Yesterday afternoon I was having an advisory meeting with the CEO of LBRY to talk about why I’ve left YouTube, and where LBRY fits into my calculations as a creator. I find myself in the odd position of wanting LBRY to succeed since I own stock (And want to buy a REALLY nice condo in South Beach), but also not caring about pie in the sky concepts because I need to pay the mortgage now. LBRY has fit into that horrible area in the tech industry where the underlying technology is mindbogglingly cool, but the actual utility of the product is a bit of a head scratcher.

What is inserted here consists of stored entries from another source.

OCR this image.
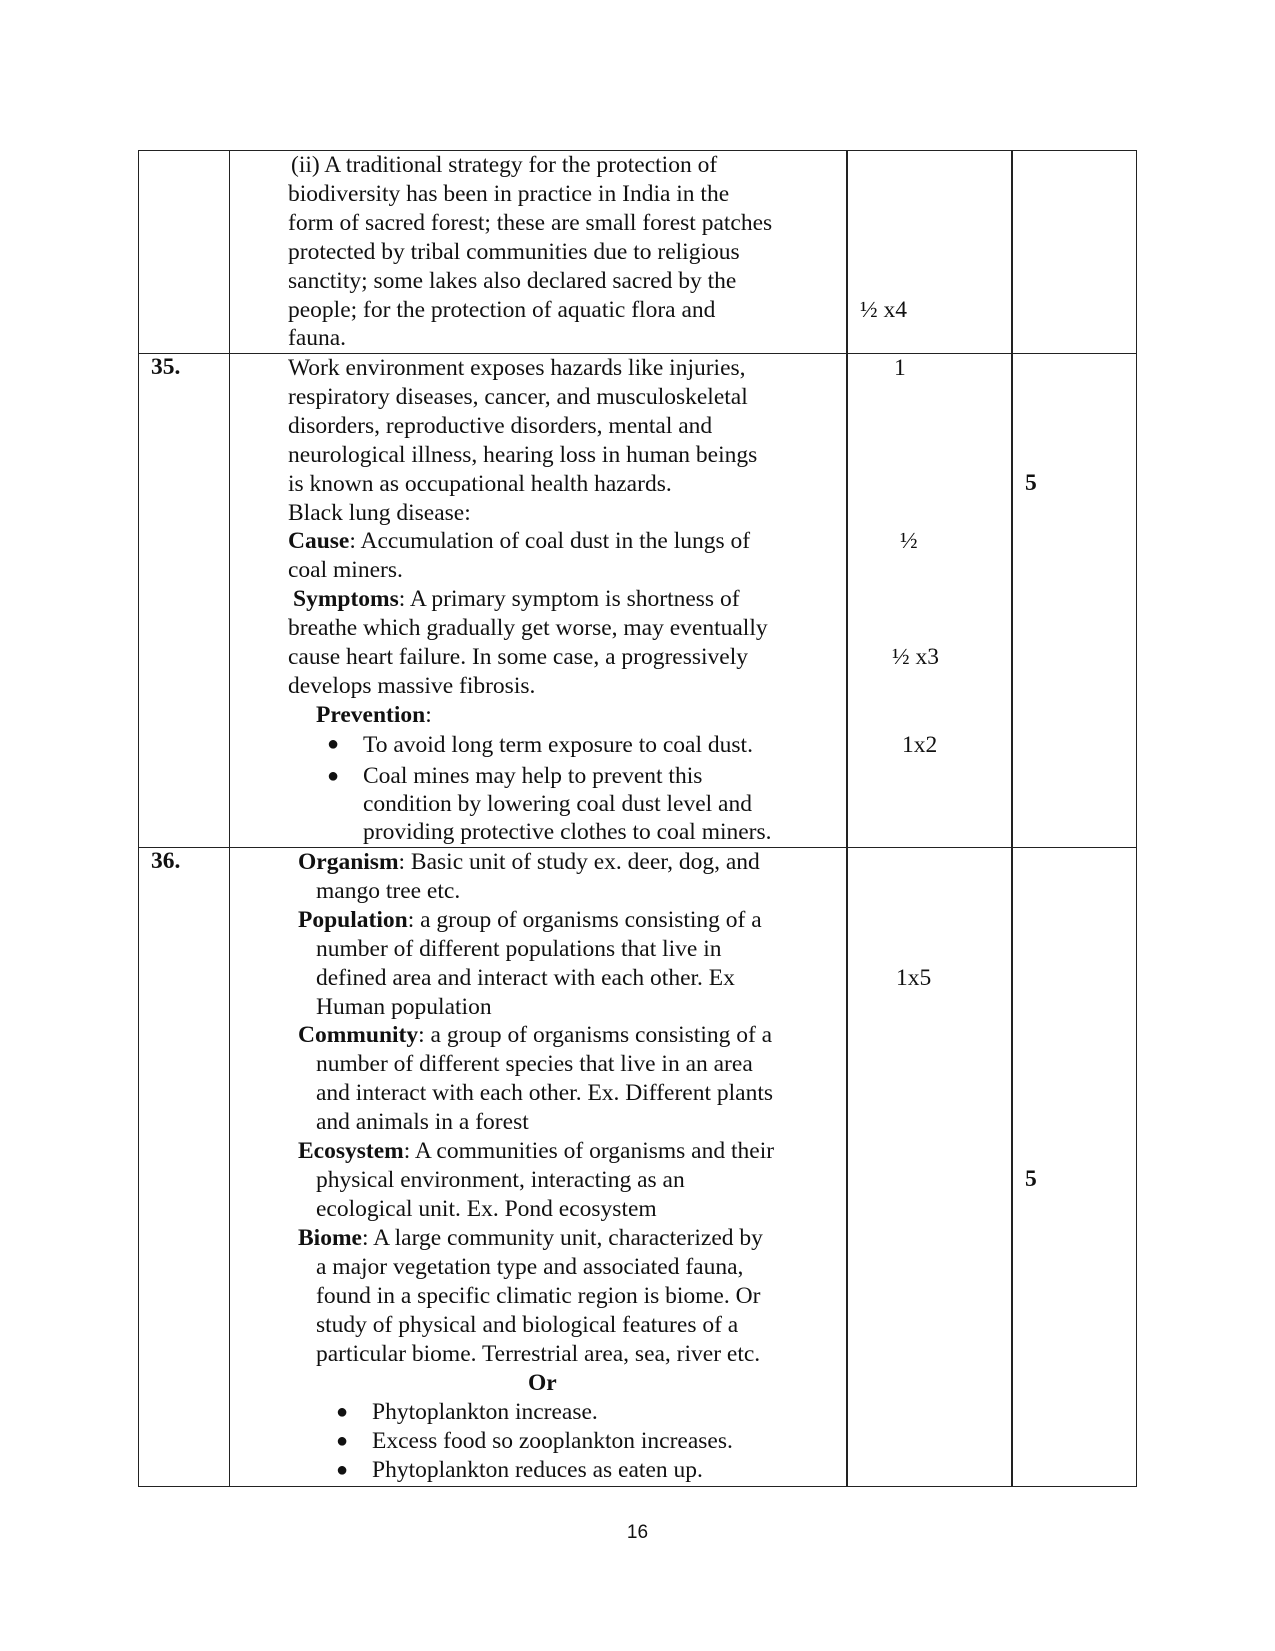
(ii) A traditional strategy for the protection of
biodiversity has been in practice in India in the
form of sacred forest; these are small forest patches
protected by tribal communities due to religious
sanctity; some lakes also declared sacred by the
people; for the protection of aquatic flora and
fauna.
½ x4
35.	Work environment exposes hazards like injuries,
respiratory diseases, cancer, and musculoskeletal
disorders, reproductive disorders, mental and
neurological illness, hearing loss in human beings
is known as occupational health hazards.
Black lung disease:
Cause: Accumulation of coal dust in the lungs of
coal miners.
Symptoms: A primary symptom is shortness of
breathe which gradually get worse, may eventually
cause heart failure. In some case, a progressively
develops massive fibrosis.
Prevention:
● To avoid long term exposure to coal dust.
● Coal mines may help to prevent this
condition by lowering coal dust level and
providing protective clothes to coal miners.
1
½
½ x3
1x2
5
36.	Organism: Basic unit of study ex. deer, dog, and
mango tree etc.
Population: a group of organisms consisting of a
number of different populations that live in
defined area and interact with each other. Ex
Human population
Community: a group of organisms consisting of a
number of different species that live in an area
and interact with each other. Ex. Different plants
and animals in a forest
Ecosystem: A communities of organisms and their
physical environment, interacting as an
ecological unit. Ex. Pond ecosystem
Biome: A large community unit, characterized by
a major vegetation type and associated fauna,
found in a specific climatic region is biome. Or
study of physical and biological features of a
particular biome. Terrestrial area, sea, river etc.
Or
● Phytoplankton increase.
● Excess food so zooplankton increases.
● Phytoplankton reduces as eaten up.
1x5
5
16
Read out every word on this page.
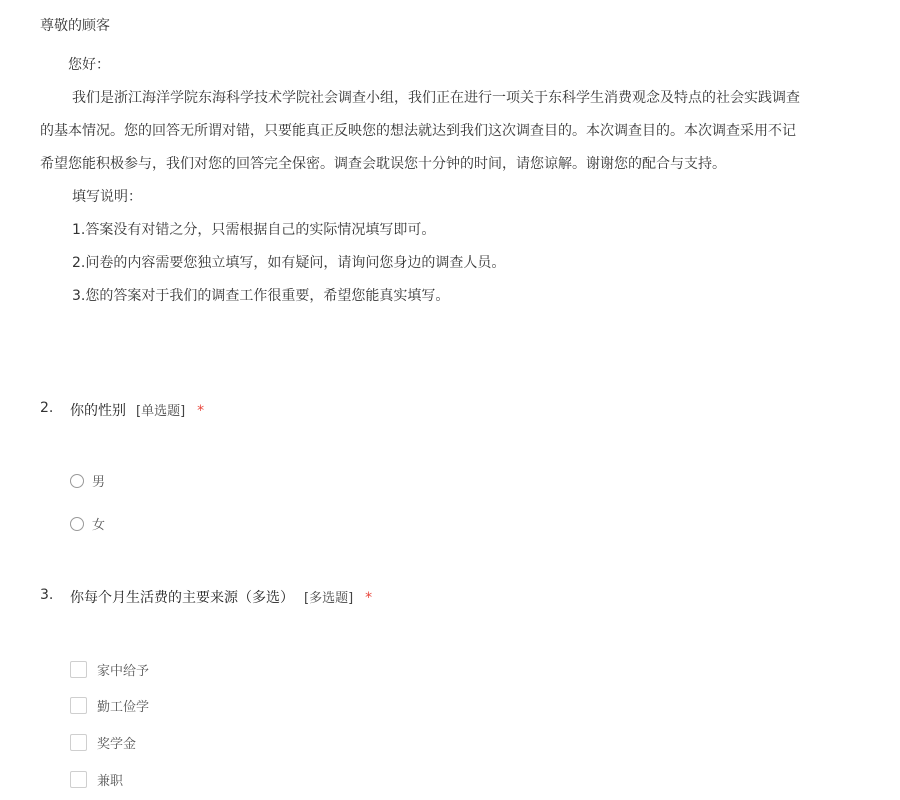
尊敬的顾客
您好：
我们是浙江海洋学院东海科学技术学院社会调查小组，我们正在进行一项关于东科学生消费观念及特点的社会实践调查
的基本情况。您的回答无所谓对错，只要能真正反映您的想法就达到我们这次调查目的。本次调查目的。本次调查采用不记
希望您能积极参与，我们对您的回答完全保密。调查会耽误您十分钟的时间，请您谅解。谢谢您的配合与支持。
填写说明：
1.答案没有对错之分，只需根据自己的实际情况填写即可。
2.问卷的内容需要您独立填写，如有疑问，请询问您身边的调查人员。
3.您的答案对于我们的调查工作很重要，希望您能真实填写。
2. 你的性别 [单选题] *
男
女
3. 你每个月生活费的主要来源（多选） [多选题] *
家中给予
勤工俭学
奖学金
兼职
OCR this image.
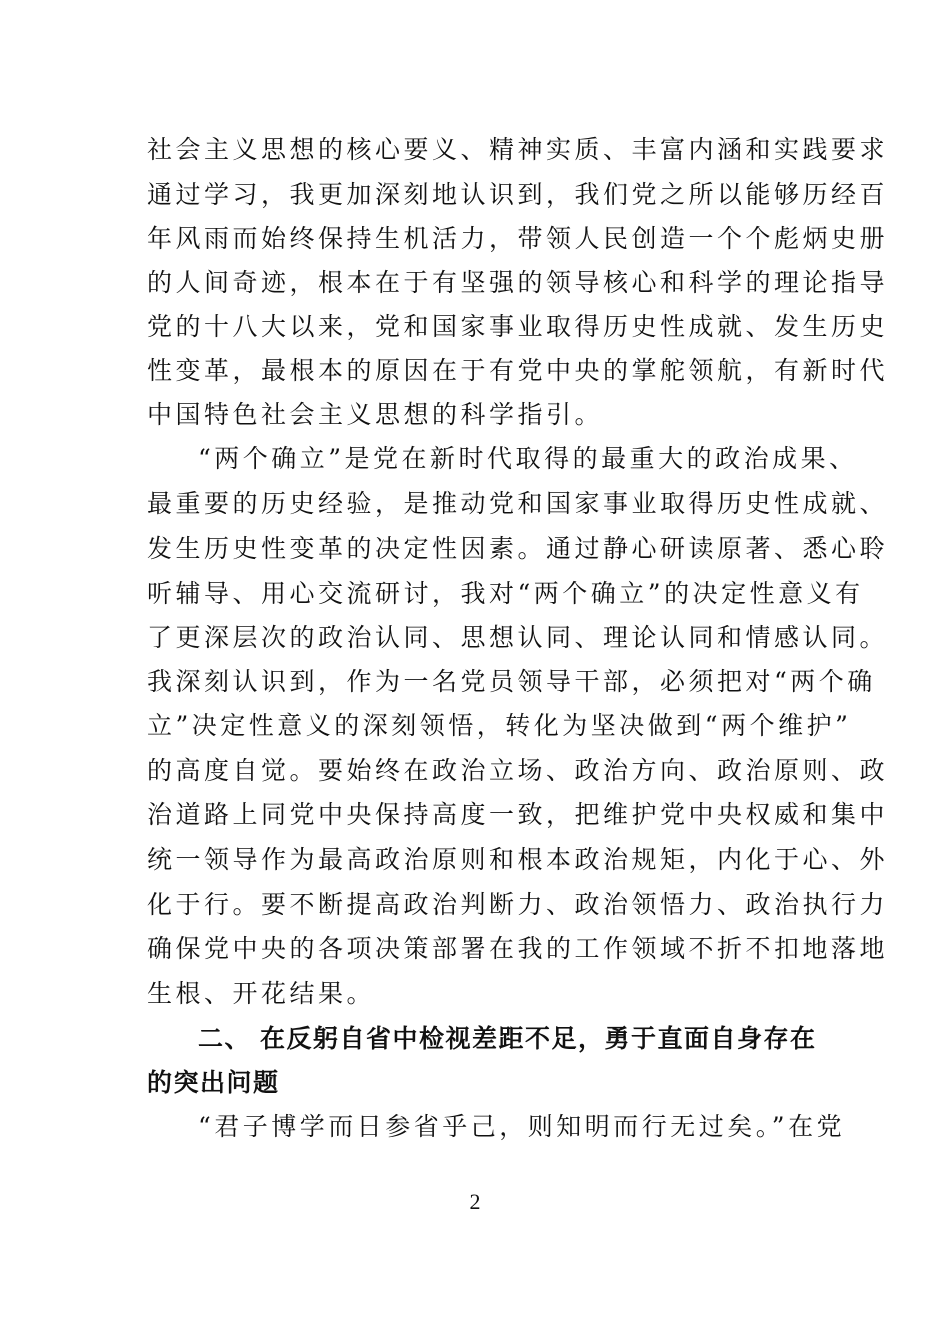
社会主义思想的核心要义、精神实质、丰富内涵和实践要求
通过学习，我更加深刻地认识到，我们党之所以能够历经百
年风雨而始终保持生机活力，带领人民创造一个个彪炳史册
的人间奇迹，根本在于有坚强的领导核心和科学的理论指导
党的十八大以来，党和国家事业取得历史性成就、发生历史
性变革，最根本的原因在于有党中央的掌舵领航，有新时代
中国特色社会主义思想的科学指引。
“两个确立”是党在新时代取得的最重大的政治成果、
最重要的历史经验，是推动党和国家事业取得历史性成就、
发生历史性变革的决定性因素。通过静心研读原著、悉心聆
听辅导、用心交流研讨，我对“两个确立”的决定性意义有
了更深层次的政治认同、思想认同、理论认同和情感认同。
我深刻认识到，作为一名党员领导干部，必须把对“两个确
立”决定性意义的深刻领悟，转化为坚决做到“两个维护”
的高度自觉。要始终在政治立场、政治方向、政治原则、政
治道路上同党中央保持高度一致，把维护党中央权威和集中
统一领导作为最高政治原则和根本政治规矩，内化于心、外
化于行。要不断提高政治判断力、政治领悟力、政治执行力
确保党中央的各项决策部署在我的工作领域不折不扣地落地
生根、开花结果。
二、 在反躬自省中检视差距不足，勇于直面自身存在
的突出问题
“君子博学而日参省乎己，则知明而行无过矣。”在党
2
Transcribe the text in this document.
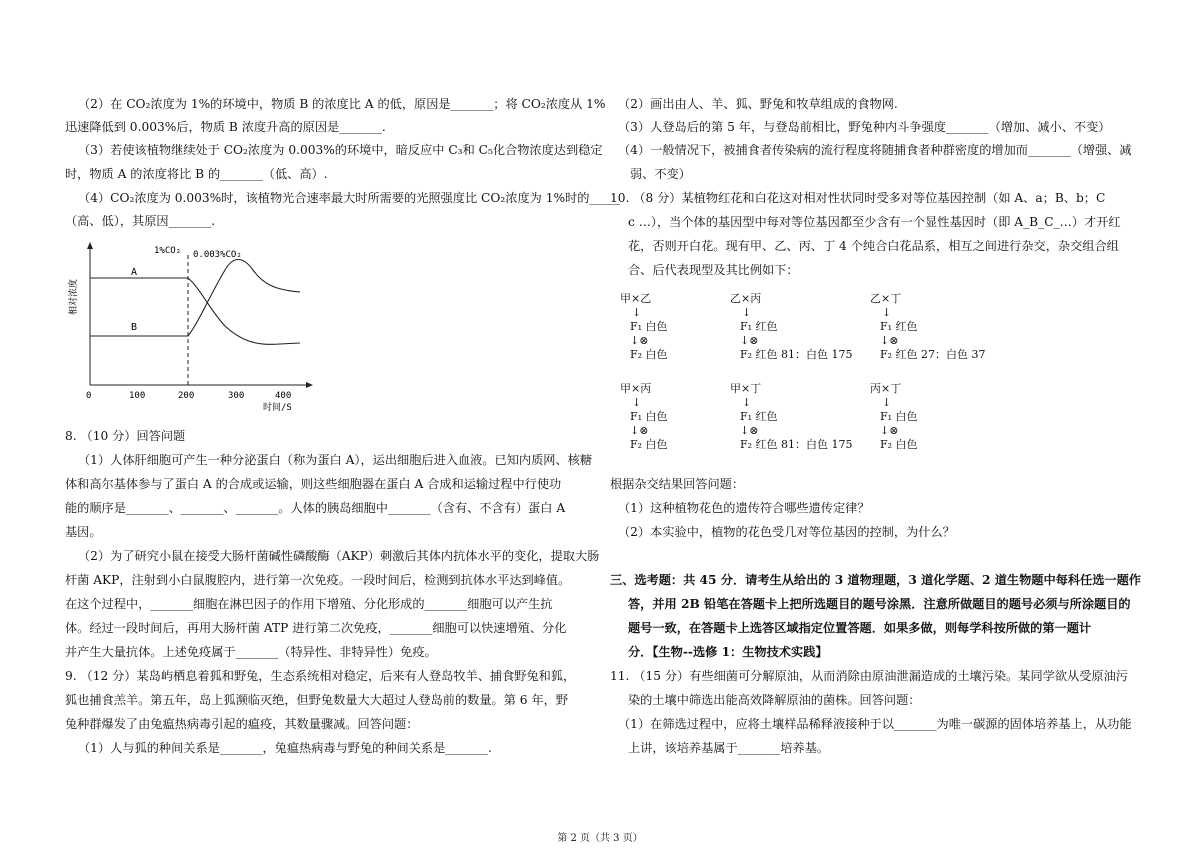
（2）在 CO₂浓度为 1%的环境中，物质 B 的浓度比 A 的低，原因是_______；将 CO₂浓度从 1%
迅速降低到 0.003%后，物质 B 浓度升高的原因是_______.
（3）若使该植物继续处于 CO₂浓度为 0.003%的环境中，暗反应中 C₃和 C₅化合物浓度达到稳定
时，物质 A 的浓度将比 B 的_______（低、高）.
（4）CO₂浓度为 0.003%时，该植物光合速率最大时所需要的光照强度比 CO₂浓度为 1%时的_____
（高、低），其原因_______.
A
B
1%CO₂ 0.003%CO₂
相对浓度
0	100	200	300	400
时间/S
8. （10 分）回答问题
（1）人体肝细胞可产生一种分泌蛋白（称为蛋白 A），运出细胞后进入血液。已知内质网、核糖
体和高尔基体参与了蛋白 A 的合成或运输，则这些细胞器在蛋白 A 合成和运输过程中行使功
能的顺序是_______、_______、_______。人体的胰岛细胞中_______（含有、不含有）蛋白 A
基因。
（2）为了研究小鼠在接受大肠杆菌碱性磷酸酶（AKP）刺激后其体内抗体水平的变化，提取大肠
杆菌 AKP，注射到小白鼠腹腔内，进行第一次免疫。一段时间后，检测到抗体水平达到峰值。
在这个过程中，_______细胞在淋巴因子的作用下增殖、分化形成的_______细胞可以产生抗
体。经过一段时间后，再用大肠杆菌 ATP 进行第二次免疫，_______细胞可以快速增殖、分化
并产生大量抗体。上述免疫属于_______（特异性、非特异性）免疫。
9. （12 分）某岛屿栖息着狐和野兔，生态系统相对稳定，后来有人登岛牧羊、捕食野兔和狐，
狐也捕食羔羊。第五年，岛上狐濒临灭绝，但野兔数量大大超过人登岛前的数量。第 6 年，野
兔种群爆发了由兔瘟热病毒引起的瘟疫，其数量骤减。回答问题：
（1）人与狐的种间关系是_______，兔瘟热病毒与野兔的种间关系是_______.
（2）画出由人、羊、狐、野兔和牧草组成的食物网.
（3）人登岛后的第 5 年，与登岛前相比，野兔种内斗争强度_______（增加、减小、不变）
（4）一般情况下，被捕食者传染病的流行程度将随捕食者种群密度的增加而_______（增强、减
弱、不变）
10. （8 分）某植物红花和白花这对相对性状同时受多对等位基因控制（如 A、a；B、b；C
c …），当个体的基因型中每对等位基因都至少含有一个显性基因时（即 A_B_C_…）才开红
花，否则开白花。现有甲、乙、丙、丁 4 个纯合白花品系，相互之间进行杂交，杂交组合组
合、后代表现型及其比例如下：
甲×乙
↓
F₁ 白色
↓⊗
F₂ 白色
乙×丙
↓
F₁ 红色
↓⊗
F₂ 红色 81：白色 175
乙×丁
↓
F₁ 红色
↓⊗
F₂ 红色 27：白色 37
甲×丙
↓
F₁ 白色
↓⊗
F₂ 白色
甲×丁
↓
F₁ 红色
↓⊗
F₂ 红色 81：白色 175
丙×丁
↓
F₁ 白色
↓⊗
F₂ 白色
根据杂交结果回答问题：
（1）这种植物花色的遗传符合哪些遗传定律？
（2）本实验中，植物的花色受几对等位基因的控制，为什么？
三、选考题：共 45 分．请考生从给出的 3 道物理题，3 道化学题、2 道生物题中每科任选一题作
答，并用 2B 铅笔在答题卡上把所选题目的题号涂黑．注意所做题目的题号必须与所涂题目的
题号一致，在答题卡上选答区域指定位置答题．如果多做，则每学科按所做的第一题计
分．【生物--选修 1：生物技术实践】
11. （15 分）有些细菌可分解原油，从而消除由原油泄漏造成的土壤污染。某同学欲从受原油污
染的土壤中筛选出能高效降解原油的菌株。回答问题：
（1）在筛选过程中，应将土壤样品稀释液接种于以_______为唯一碳源的固体培养基上，从功能
上讲，该培养基属于_______培养基。
第 2 页（共 3 页）
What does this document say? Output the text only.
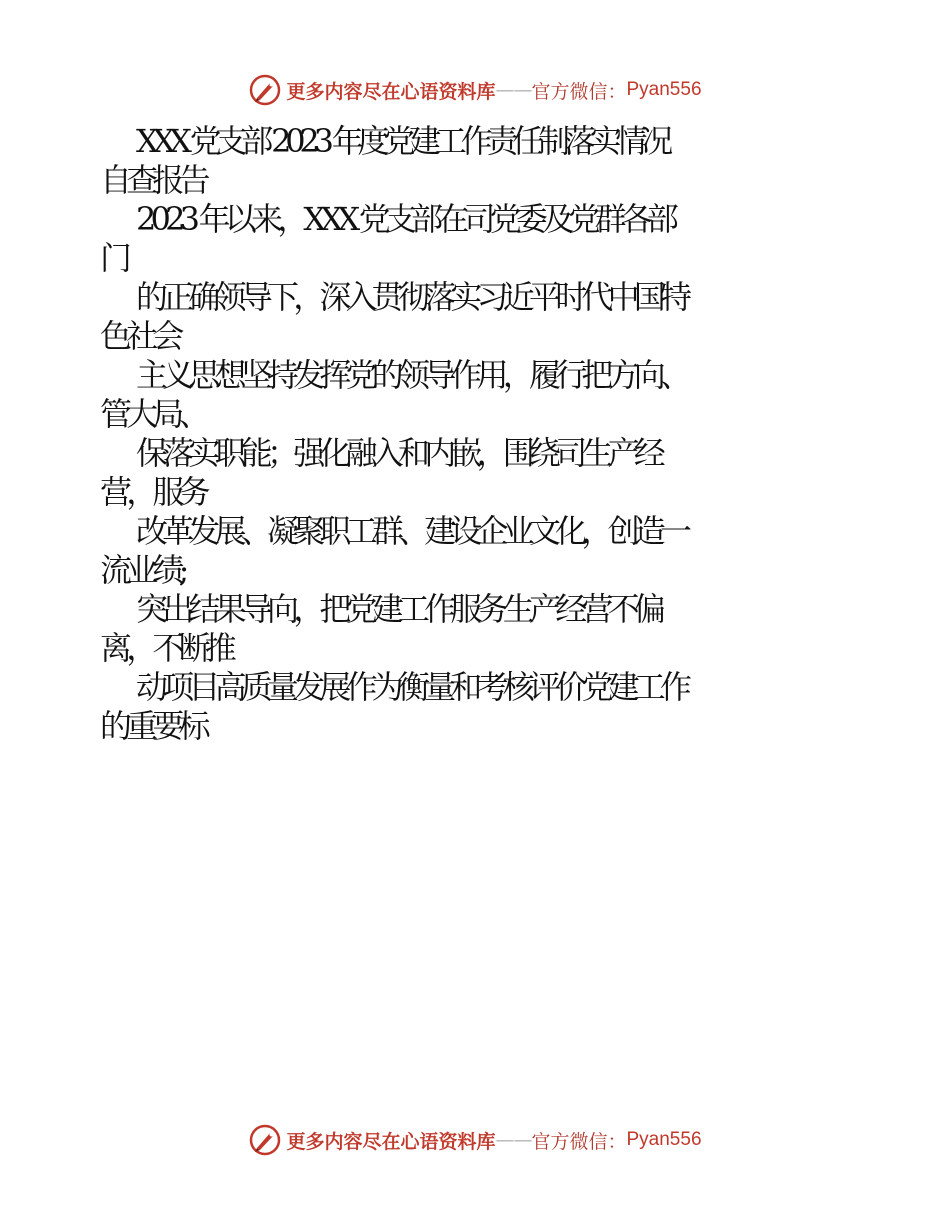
更多内容尽在心语资料库 —— 官方微信： Pyan556
XXX 党支部 2023 年度党建工作责任制落实情况
自查报告
2023 年以来，XXX 党支部在司党委及党群各部
门
的正确领导下，深入贯彻落实习近平时代中国特
色社会
主义思想坚持发挥党的领导作用，履行把方向、
管大局、
保落实职能；强化融入和内嵌，围绕司生产经
营，服务
改革发展、凝聚职工群、建设企业文化，创造一
流业绩;
突出结果导向，把党建工作服务生产经营不偏
离，不断推
动项目高质量发展作为衡量和考核评价党建工作
的重要标
更多内容尽在心语资料库 —— 官方微信： Pyan556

To this end Jeremy told me about there new product Spee.ch. Basically this site/product/service allows anyone to upload images and videos using an open webform and then LBRY will then convert those images and videos onto the LBRY network and give you back a link or embed code to be able to access the video. This is something to get me excited as a creator. There’s nothing about mining, blockchains, cryptocurrencies or sharding. It’s a service an 8 year old can use that happens to use LBRY as the infrastructure. The whole elevator pitch is, “A way to share videos that’s easier than YouTube”. (To be clear there are a few caveats, but you get my gist.)
I was getting excited about this until Jeremy stated that anyone could use the service so long as they follow the TOS, at which point I groaned. To be clear as a content creator that pays their bills from this stuff at the end of the day it doesn’t matter how revolutionary the tech is, if the TOS sucks then the conversation is over. (I’m looking at you Vid.me) Having the TOS come up about a distributed, authorityless content delivery systems made me concerned for the actual utility of LBRY as a platform.
After I got off the Skype, I dug into Spee.ch and with a heavy heart clicked on the TOS link. To my surprise this might be LBRY’s best feature yet.
Terms of Service
This page is a stub. A full acknowledgement is coming before public launch.
In the interim, by publishing to LBRY, you affirm and acknowledge that:
- You have the right to publish what you are publishing.
- You are publishing to a decentralized, distributed network that is not controlled by LBRY, Inc.
- LBRY, Inc. offers no guarantees of any kind with regards to its protocol, applications, or services, including with regard to the security or availability of your content.
- You absolve LBRY, Inc. of any and all obligations it is legal for you to surrender.
THIS is the TOS I have been waiting for. Obviously it’s what they have for the beta product and may change to a degree, but I really hope the lawyers don’t force them to write a book. This is a TOS that says you have to have the right to upload what you’re uploading, you understand at a basic level how the system works, you won’t sue them if the system crashes, and if you do do something stupid you won’t blame LBRY.
That’s just about all any TOS should say. In the #RESIST world we have all of these Silicon Valley companies having lawyers write books worth of TOS for the specific purpose of making sure that users are always violating something so that they can be chucked at will. Creators are always at the whim of whichever executive is having a hangover at the moment. By creating dirt simple TOS it makes me as a creator feel much better about the company. (To be clear they still need to work on the product.)
Self Deplatforming should be a real concern for many of these platforms that have sprung up over the past decade. They have received a huge amount of attention and valuation because they were fancy new toys that served a purpose that couldn’t be solved before. As this tech becomes more and more trivial to implement these businesses will succeed based more and more on how they conduct business. I may not like Lauren Southern, Milo, or Daily Stormer but when as a creator you see how freely their services can be cancelled it makes you concerned. As you see YouTube’s new demonetization bot taking down a swath of YouTube videos with no consequence for YouTube for errors you really start to want a platform that you can trust. Obviously glitches will happen, but knowing that a pissed off CEO isn’t going to take out their frustration on you is a nice thought.
I hope LBRY and their contemporaries focus on the business arguments as much as they do the tech. Many of these folks start waxing lyrically about democratized access, and then forget to build a UI worth a darn. If they focus both on the business arguments as they do the technological ones I really think that that this whole movement could be changing the game within a few years.